Mais qu'est-ce que la rupture conventionnelle ?

Pour résumer et faire court, sans rentrer dans des termes rébarbatifs ou un peu trop techniques, la rupture conventionnelle est en fait une convention, par laquelle les parties qui ont signé un contrat de travail, se retrouve à décider de manière consensuelle de mettre tout simplement un terme à leurs relations contractuelles et leur collaboration à titre professionnel.

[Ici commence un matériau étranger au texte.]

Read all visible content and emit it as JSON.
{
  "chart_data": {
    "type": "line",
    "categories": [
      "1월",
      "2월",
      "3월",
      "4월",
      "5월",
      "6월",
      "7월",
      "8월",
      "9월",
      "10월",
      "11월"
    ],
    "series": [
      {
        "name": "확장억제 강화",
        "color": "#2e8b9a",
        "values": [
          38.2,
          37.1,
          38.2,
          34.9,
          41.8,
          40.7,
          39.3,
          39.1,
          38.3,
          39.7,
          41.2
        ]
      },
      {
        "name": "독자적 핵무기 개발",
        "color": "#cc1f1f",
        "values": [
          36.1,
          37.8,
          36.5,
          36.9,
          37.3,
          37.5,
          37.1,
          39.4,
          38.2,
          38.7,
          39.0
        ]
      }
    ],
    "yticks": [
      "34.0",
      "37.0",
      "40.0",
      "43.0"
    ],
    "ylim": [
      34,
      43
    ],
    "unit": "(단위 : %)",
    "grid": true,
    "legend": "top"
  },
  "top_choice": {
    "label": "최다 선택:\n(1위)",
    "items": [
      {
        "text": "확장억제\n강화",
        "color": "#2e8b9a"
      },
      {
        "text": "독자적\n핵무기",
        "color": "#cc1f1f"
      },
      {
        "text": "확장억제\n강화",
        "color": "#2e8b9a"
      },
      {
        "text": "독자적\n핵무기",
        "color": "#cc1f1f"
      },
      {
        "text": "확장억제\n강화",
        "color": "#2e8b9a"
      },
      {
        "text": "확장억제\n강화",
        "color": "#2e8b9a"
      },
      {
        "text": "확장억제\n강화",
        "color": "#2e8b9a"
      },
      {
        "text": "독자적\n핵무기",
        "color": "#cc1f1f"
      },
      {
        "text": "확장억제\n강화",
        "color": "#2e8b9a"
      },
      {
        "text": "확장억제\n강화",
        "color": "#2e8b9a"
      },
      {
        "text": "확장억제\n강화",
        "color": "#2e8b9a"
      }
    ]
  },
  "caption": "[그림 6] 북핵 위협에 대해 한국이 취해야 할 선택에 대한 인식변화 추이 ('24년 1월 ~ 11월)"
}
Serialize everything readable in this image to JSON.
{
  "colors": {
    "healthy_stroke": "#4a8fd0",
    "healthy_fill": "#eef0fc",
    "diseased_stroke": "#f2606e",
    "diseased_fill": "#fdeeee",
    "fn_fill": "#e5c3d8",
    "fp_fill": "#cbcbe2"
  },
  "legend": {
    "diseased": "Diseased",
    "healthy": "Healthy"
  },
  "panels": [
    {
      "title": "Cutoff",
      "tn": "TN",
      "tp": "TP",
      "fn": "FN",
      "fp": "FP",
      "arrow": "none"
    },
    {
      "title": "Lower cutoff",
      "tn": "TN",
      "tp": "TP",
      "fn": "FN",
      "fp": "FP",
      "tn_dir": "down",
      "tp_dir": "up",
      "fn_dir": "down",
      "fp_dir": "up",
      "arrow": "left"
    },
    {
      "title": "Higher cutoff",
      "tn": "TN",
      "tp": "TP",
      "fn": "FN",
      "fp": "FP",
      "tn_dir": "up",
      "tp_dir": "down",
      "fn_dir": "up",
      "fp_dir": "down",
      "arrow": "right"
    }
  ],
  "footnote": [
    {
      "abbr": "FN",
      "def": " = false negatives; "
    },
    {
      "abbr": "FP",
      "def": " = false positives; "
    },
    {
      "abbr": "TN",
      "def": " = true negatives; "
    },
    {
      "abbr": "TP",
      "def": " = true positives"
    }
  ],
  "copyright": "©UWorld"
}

Il faut savoir avant tout que cette rupture conventionnelle doit faire l'objet d'une convention écrite. Mais il faut également que l' employeur et le salarié adhèrent volontairement et librement à cette rupture conventionnelle qui ne peut absolument pas intervenir pour les salariés qui ne seraient pas en CDI.

Certaines situations ne sont pas éligibles à la rupture conventionnelle

Si vous n'êtes pas certain de savoir si votre situation vous permet de pouvoir déclencher ce genre de procédure, alors renseignez-vous auprès de votre avocat spécialisé dans la rupture conventionnelle à cannes afin d'être conseillé et surtout orienté vers une procédure qui vous correspond vraiment.

Su le site de Maître Masson, on retrouve un bref résumé qui démontre que quelques cas sont exclus du champ de la rupture conventionnelle les salarié(e)s. Parmi ces cas, on note particulièrement le fait que vous ne pourrez pas prétendre à ce genre de rupture dans le cas où vous seriez en CDD ou en contrat d'apprentissage. Mais cela ne sera pas possible également si vous êtes en période d'essai, déclarés en inaptitude professionnelle,en procédure de licenciement économique, lorsqu'il existe un contexte de harcèlement ou encore si la rupture résulte d'un PSE ou d'un accord GPEC.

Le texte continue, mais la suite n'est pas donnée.